For over 25 years he was a feature act with the Shrine Merrymakers as well as performing at local clubs and lodges. He was a member of various Masonic bodies, the Society of American Magicians, The Academy of Magical Arts and Sciences and the Houdini Club of Wisconsin. Although not a member of the I.B.M. he was a big supporter and frequent performer on the local club shows. He was also an early and avid attendee at Abbott's Magic Get-Togethers.
According to magazine reports, Schreiber had a very large collection of magic and theater in his home. During a June 1950 visit to Minneapolis by Jay and Francis Marshall, Francis wrote, "If there is anything in magic that Bill doesn't have in that basement theater of his, we couldn't name it." This included lovely bound volumes of magic magazines which he bound himself at his company.
According to one report, Schreiber must have levitated the famous actress and TV star Arlene Dahl, although it must have been when she was a youngster as her pay was only $5.00. The article noted she likely wouldn't admit to the levitation if asked at the time.
Throughout the early 1940s he appeared both as himself as as "Chin Low, Chinese Magician," a portrayal of Asian magicians that many consider inappropriate today, but which was in great fashion years ago. In February 1946 he sent a the TOPS Magazine, a photo of a 24-sheet billboard announcing his appearance in Winnepeg. It was likely a billboard for the Shrine show and not his personal billboard. In 1942 he registered for the draft as World War got underway. At the age of 57 it is unlikely he served.
Schreiber died January 22, 1957 at the age of 71. Obituaries appeared in The Linking Ring and TOPS Magazine and remarks about him were glowing. In TOPS they wrote, "Magicdom lost an enthusiastic devotee in the passing of William G. Schreiber. Known to many Magicians all over the country for his bubbling personality will be missed at the various magic conclaves he was wont to attend. Particularly will this be true of the Abbott Get-Togethers where he was one of the "regulars."

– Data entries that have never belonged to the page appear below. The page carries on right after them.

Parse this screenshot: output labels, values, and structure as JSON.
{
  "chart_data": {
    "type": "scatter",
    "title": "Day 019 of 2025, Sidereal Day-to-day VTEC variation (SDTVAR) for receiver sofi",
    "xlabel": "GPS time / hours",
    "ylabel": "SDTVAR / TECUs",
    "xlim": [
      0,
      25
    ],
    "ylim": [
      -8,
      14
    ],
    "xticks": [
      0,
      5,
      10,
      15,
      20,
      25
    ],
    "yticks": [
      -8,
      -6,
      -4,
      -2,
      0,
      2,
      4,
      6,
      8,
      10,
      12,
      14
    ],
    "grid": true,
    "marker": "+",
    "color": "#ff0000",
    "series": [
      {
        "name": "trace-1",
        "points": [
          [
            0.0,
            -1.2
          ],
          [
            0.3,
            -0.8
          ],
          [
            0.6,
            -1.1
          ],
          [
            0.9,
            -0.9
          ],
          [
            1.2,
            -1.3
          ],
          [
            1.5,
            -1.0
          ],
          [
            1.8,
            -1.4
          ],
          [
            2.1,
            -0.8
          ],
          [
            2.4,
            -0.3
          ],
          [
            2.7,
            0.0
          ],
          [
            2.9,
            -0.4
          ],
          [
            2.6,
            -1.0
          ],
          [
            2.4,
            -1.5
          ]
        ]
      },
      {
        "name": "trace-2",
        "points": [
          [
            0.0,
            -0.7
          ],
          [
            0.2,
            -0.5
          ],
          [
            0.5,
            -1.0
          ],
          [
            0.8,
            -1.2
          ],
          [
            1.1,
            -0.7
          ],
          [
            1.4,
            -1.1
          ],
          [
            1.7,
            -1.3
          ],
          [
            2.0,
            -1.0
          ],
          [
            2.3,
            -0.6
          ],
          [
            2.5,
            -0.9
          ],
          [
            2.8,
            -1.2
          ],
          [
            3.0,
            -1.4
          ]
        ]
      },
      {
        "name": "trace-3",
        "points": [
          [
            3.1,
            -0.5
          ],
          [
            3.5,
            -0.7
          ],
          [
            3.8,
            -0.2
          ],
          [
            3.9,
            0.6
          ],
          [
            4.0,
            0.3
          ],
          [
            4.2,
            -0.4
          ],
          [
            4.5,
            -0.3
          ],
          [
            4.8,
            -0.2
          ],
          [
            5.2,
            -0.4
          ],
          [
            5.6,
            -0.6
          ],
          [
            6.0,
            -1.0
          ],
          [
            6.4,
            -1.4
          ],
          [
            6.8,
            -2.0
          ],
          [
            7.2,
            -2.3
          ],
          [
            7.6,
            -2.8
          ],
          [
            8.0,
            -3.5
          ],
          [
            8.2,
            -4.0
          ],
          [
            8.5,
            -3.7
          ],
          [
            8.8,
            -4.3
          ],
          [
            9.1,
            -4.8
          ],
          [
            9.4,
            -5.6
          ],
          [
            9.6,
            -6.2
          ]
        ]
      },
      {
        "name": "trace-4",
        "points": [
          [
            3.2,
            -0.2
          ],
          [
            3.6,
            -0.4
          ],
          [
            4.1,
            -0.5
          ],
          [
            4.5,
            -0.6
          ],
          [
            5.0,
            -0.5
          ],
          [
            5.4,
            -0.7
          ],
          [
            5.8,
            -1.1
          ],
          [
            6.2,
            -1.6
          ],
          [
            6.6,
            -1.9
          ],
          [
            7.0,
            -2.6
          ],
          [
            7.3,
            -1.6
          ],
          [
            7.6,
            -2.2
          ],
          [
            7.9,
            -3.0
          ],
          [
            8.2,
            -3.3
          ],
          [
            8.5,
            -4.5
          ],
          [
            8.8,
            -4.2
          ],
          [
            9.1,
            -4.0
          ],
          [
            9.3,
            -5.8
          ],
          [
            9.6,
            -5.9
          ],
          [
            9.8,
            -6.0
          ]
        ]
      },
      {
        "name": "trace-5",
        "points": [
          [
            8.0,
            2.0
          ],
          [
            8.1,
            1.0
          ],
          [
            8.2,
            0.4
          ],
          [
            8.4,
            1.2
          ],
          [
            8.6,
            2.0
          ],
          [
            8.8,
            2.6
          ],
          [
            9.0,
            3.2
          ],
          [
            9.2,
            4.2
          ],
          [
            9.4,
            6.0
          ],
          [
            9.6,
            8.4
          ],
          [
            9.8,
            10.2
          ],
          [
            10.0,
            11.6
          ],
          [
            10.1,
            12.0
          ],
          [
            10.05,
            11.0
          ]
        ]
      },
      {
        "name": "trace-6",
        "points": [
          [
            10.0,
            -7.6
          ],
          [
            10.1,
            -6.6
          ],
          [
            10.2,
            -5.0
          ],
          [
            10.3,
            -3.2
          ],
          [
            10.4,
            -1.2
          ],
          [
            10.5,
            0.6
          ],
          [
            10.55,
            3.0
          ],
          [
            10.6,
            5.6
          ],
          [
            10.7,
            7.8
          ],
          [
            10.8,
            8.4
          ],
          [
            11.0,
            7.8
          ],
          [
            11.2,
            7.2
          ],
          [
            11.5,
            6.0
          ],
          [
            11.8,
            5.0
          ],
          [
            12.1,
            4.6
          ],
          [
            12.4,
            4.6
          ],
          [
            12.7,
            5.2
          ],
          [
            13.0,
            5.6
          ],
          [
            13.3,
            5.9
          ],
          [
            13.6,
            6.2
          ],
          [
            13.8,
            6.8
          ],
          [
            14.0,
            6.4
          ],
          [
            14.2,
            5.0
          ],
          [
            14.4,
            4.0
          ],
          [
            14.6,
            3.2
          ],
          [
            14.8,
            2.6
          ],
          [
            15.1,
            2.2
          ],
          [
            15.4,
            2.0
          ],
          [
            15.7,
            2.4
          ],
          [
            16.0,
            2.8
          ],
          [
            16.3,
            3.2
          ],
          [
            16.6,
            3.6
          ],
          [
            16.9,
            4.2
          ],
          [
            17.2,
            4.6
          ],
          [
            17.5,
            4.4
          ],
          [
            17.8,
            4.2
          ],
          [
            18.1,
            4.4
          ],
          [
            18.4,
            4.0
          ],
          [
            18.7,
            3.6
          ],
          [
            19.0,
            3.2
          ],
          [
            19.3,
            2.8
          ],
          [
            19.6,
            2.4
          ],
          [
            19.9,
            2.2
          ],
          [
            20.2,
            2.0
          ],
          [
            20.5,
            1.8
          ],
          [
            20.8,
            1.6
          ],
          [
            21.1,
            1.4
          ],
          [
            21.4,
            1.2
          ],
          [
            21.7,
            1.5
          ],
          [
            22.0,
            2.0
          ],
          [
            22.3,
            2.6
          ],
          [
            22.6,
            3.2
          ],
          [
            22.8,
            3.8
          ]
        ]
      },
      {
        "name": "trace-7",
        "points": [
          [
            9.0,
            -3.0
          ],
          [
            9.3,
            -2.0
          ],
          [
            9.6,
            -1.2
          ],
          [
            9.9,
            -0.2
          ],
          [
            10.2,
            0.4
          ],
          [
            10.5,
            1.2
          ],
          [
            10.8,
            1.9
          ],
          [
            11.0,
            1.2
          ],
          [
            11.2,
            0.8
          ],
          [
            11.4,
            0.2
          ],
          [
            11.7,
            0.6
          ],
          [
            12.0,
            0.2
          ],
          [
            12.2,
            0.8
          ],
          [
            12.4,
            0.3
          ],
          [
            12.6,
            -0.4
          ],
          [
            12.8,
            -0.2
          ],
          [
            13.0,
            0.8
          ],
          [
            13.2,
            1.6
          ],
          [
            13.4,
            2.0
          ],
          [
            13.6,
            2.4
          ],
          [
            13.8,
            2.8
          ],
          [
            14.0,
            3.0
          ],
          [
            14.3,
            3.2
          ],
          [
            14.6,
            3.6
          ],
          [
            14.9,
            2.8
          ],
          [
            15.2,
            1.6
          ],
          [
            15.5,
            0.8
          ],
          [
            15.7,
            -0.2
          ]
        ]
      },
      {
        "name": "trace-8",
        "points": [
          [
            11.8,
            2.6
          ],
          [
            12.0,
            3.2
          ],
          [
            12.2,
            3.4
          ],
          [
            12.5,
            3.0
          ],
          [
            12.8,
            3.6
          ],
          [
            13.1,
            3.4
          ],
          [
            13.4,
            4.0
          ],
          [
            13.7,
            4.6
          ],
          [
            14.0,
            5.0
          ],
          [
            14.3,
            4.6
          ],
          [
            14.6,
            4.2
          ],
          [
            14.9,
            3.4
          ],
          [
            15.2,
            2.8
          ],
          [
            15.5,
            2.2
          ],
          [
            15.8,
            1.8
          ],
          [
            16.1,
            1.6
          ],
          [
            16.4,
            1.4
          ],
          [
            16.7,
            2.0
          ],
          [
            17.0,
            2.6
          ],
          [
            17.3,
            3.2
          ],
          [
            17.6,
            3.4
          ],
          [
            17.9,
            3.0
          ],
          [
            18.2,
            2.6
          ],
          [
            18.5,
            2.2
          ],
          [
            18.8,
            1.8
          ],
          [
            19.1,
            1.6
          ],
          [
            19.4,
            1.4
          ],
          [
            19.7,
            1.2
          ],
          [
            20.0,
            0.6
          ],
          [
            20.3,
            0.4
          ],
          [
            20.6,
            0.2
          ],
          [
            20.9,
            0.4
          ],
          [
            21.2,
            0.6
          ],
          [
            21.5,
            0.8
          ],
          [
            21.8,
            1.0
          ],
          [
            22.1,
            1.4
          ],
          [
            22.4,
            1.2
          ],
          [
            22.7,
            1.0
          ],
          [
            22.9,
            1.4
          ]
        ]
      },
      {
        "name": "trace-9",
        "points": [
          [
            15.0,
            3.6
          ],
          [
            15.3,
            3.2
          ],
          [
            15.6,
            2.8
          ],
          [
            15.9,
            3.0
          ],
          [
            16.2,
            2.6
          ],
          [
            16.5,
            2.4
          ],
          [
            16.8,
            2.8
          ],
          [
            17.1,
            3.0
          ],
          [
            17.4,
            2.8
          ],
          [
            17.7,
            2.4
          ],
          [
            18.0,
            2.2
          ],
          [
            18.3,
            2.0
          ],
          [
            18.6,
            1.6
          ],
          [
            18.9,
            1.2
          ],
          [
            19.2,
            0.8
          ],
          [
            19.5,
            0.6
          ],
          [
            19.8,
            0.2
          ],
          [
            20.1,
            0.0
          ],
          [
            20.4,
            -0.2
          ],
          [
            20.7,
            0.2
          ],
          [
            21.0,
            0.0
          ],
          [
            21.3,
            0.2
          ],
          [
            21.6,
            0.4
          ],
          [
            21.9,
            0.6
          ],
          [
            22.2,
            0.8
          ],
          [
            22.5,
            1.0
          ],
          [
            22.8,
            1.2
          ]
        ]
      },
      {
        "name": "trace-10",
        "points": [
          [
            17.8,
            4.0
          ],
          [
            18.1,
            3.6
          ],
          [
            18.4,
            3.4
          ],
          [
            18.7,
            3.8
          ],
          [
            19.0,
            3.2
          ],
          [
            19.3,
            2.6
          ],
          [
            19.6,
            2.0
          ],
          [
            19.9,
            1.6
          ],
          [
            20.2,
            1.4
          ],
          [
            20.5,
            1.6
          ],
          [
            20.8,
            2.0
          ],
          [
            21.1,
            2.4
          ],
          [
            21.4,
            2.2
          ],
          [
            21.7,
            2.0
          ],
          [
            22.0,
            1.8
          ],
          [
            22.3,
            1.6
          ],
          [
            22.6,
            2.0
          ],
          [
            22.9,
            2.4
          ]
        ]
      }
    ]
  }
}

In The Linking Ring, a friend, noted, "many magicians will remember him for his shirt and cap made of playing cards and mouth organ, string of dollar bills with uncutting scizzors, three-foot long stocking pocketbook and his work at conventions when called upon." A one-column feature on his passing appeared in the Minneapolis Star-Tribune.
Survivors included his wife Selma, three daughters and four brothers. After his death, his entire magic collection was purchased and put up for sale by Bert Forsythe who operated The Magic Center magic shop at 1411 West Lake Street. He placed an ad to this effect in The Linking Ring.